Y la vuelta del letrero, C ican o –esté donde esté: colgado en lo alto de un muro, dentro de una página, captado por la cámara de Beatriz Bellorín– permanece como esa herida –la demolición de la casona, la astilla de su derrumbe que se desplaza hacia otra casa y se encaja en las memorias por la inquietante fantasmagoría de lo que sobrevive– cuya proveniencia viene a ser una elocuente y poderosa metáfora del país, en tanto precaria unidad física y simbólica, pero también afirmación de su insistente y deseosa poesía; así las cosas, a la hora de leer País, ¿cómo soslayar el paisaje histórico que contiene esta escritura que a su vez puede concebirse dentro de un delicado ejercicio memorial que abre las puertas a la súbita recuperación de lo que fue ruina y el poema salva, por recordarlo, lo redimensiona, lo hace “extraño” y “lejano”, pero “ahí”, señalado siempre? Es una respuesta emocional y psíquica: cuerpo hambriento de imágenes, no “programa”, ni receta prêt-à-porter. Y no, tampoco es una lejanía ante lo real, sino una vuelta mucho más intensa a sus redes: reclinar el cuerpo sobre los restos, la hora del sentido vuelto mirada en la melancólica escena de la página, la cal y el canto reventado (su eco) (C ican o), la rememoración de ese día que a su vez es una vuelta a la casa:
“me estaba comenzando a molestar lo que yo estaba escribiendo en la línea de mi primer libro, Casa o lobo; tenía la impresión y la certeza de que la literatura pasaba también por otros caminos, más cotidianos, más rastreros, más banales; empecé a producir unos textos que yo misma llamé ‘poemas bobos’, fueron escritos para provocar la reacción en el taller; sus temas eran banales, no había mayor elaboración y lo único interesante que tenían era que estaban hechos para provocar; eso a Antonia le causó perplejidad, porque Casa o lobo estaba muy cerca de su sensibilidad; ella se sorprendió muchísimo porque no esperaba de mí esa traición literaria; fue un primer momento incómodo, desagradable, pero muy interesante desde el punto de vista intelectual y literario, porque abrió un espacio de discusión; en cada sesión del taller yo seguí presentando mis ‘poemas bobos’ y algunas personas también en esa dirección aportaron textos, hasta que se presentó una situación fuerte; fue un momento duro, Antonia estaba muy sorprendida, porque realmente creo que no entendía lo que estábamos haciendo; era una persona mayor y tenía otras referencias, venía de otras escuelas, y estas provocaciones le eran totalmente ajenas”.
Alejandro Sebastiani Verlezza (Caracas, 1982), es poeta y ensayista.

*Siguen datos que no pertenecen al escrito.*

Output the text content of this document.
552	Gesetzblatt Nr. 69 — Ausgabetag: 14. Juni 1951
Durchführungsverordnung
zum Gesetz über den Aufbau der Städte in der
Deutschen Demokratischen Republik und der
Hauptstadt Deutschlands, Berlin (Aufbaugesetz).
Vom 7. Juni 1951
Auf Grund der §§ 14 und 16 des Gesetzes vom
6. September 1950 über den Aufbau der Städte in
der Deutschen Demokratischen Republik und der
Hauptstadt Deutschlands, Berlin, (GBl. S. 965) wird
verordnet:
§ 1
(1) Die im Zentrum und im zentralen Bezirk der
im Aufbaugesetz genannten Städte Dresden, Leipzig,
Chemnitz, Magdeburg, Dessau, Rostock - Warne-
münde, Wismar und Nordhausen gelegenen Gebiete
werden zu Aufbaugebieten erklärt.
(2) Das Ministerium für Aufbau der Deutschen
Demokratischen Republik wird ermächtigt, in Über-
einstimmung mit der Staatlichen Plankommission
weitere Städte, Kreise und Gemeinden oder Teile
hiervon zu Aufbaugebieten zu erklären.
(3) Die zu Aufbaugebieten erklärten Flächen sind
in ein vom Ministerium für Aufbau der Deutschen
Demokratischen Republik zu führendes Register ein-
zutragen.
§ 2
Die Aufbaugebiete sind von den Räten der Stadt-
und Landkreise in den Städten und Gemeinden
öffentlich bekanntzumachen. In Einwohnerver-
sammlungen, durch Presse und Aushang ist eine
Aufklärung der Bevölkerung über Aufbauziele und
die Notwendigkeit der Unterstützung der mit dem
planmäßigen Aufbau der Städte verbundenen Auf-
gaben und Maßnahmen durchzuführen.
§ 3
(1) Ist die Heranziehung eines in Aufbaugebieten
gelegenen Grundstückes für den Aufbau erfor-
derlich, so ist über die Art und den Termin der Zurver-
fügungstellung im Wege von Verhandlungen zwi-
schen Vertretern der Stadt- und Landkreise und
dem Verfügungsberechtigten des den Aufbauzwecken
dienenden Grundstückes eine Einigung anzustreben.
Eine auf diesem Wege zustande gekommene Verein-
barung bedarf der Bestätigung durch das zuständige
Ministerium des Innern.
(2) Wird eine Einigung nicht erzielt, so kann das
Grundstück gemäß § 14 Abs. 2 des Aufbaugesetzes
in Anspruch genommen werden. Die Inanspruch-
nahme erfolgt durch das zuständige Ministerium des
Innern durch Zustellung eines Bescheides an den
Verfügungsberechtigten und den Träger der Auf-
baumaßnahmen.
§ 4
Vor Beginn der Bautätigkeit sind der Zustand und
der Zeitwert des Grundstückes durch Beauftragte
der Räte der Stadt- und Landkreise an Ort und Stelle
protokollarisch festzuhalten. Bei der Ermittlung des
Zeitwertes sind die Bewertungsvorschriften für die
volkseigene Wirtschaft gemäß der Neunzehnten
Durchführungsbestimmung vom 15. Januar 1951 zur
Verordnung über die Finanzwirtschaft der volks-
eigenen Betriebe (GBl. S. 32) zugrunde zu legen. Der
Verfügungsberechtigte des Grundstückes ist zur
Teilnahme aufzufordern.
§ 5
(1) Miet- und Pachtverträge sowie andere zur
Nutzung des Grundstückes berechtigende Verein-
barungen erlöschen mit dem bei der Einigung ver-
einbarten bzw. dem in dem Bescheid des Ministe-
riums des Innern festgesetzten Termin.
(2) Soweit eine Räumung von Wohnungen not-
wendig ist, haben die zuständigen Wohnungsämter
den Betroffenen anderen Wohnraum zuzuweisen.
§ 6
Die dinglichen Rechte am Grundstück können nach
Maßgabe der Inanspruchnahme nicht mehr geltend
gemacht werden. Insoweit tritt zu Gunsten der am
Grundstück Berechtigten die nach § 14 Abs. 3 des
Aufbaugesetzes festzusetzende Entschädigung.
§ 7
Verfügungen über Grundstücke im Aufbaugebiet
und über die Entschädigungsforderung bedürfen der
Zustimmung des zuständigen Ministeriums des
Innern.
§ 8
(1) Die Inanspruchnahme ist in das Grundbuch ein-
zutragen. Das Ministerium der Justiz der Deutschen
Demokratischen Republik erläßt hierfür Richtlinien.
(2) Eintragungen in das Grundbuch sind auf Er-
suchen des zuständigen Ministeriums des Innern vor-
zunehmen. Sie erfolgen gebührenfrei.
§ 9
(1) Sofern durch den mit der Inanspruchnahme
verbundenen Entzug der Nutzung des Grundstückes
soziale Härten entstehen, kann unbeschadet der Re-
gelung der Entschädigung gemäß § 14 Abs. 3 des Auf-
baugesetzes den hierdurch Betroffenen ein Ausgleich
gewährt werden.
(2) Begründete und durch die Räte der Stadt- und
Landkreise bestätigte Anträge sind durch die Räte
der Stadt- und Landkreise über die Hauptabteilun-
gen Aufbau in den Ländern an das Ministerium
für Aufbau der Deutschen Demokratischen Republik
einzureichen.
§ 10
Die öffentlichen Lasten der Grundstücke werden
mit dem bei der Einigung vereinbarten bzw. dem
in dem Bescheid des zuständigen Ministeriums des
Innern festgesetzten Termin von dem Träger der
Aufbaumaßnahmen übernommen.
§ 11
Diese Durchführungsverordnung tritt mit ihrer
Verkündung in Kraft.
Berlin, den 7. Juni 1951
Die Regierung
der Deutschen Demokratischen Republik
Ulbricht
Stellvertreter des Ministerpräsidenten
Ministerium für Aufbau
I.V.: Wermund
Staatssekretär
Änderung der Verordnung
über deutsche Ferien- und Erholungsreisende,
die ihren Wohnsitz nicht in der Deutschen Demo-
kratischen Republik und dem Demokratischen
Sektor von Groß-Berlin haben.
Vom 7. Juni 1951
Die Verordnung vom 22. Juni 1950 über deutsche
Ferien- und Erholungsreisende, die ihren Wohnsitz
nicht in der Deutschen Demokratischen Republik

Estudió Comunicación Social en la Universidad Santa María y Letras en la Universidad Central de Venezuela, donde es actualmente profesor. Ha publicado: Posdatas (Caracas: El Pez Soluble, 2009), el diario Derivas (Caracas: bid & co, 2013) y otro poemario: Canción de la encrucijada (Caracas: Editorial Eclepsidra, 2016). Ha preparado junto con Adalber Salas Hernández dos antologías: Tramas cruzadas, destinos comunes (Bogotá: Común Presencia Editores, 2013) y Destinos portátiles (Lima: Vallejo & Co, 2015). Preparó la antología poética Del fluir de Santos López (Madrid: Kalathos ediciones, 2016) y la selección de ensayos La otra locura de Armando Rojas Guardia (Caracas: bid & co, 2017).
Nota del Editor: Alejandro Sebastiani Verlezza hace referencia a la primera edición de País, publicada en Caracas por la Fundación Bigott. La segunda edición, que no se menciona en este trabajo, es la que hizo en el año 2014 la editorial española Pre-Textos. Una recopilación de la obra de Yolanda Pantin, con prólogo de Antonio López Ortega, cuyo título es también País. Yolanda Pantin. 2014. País. Poesía reunida (1981-2011). Valencia: Pre-Textos.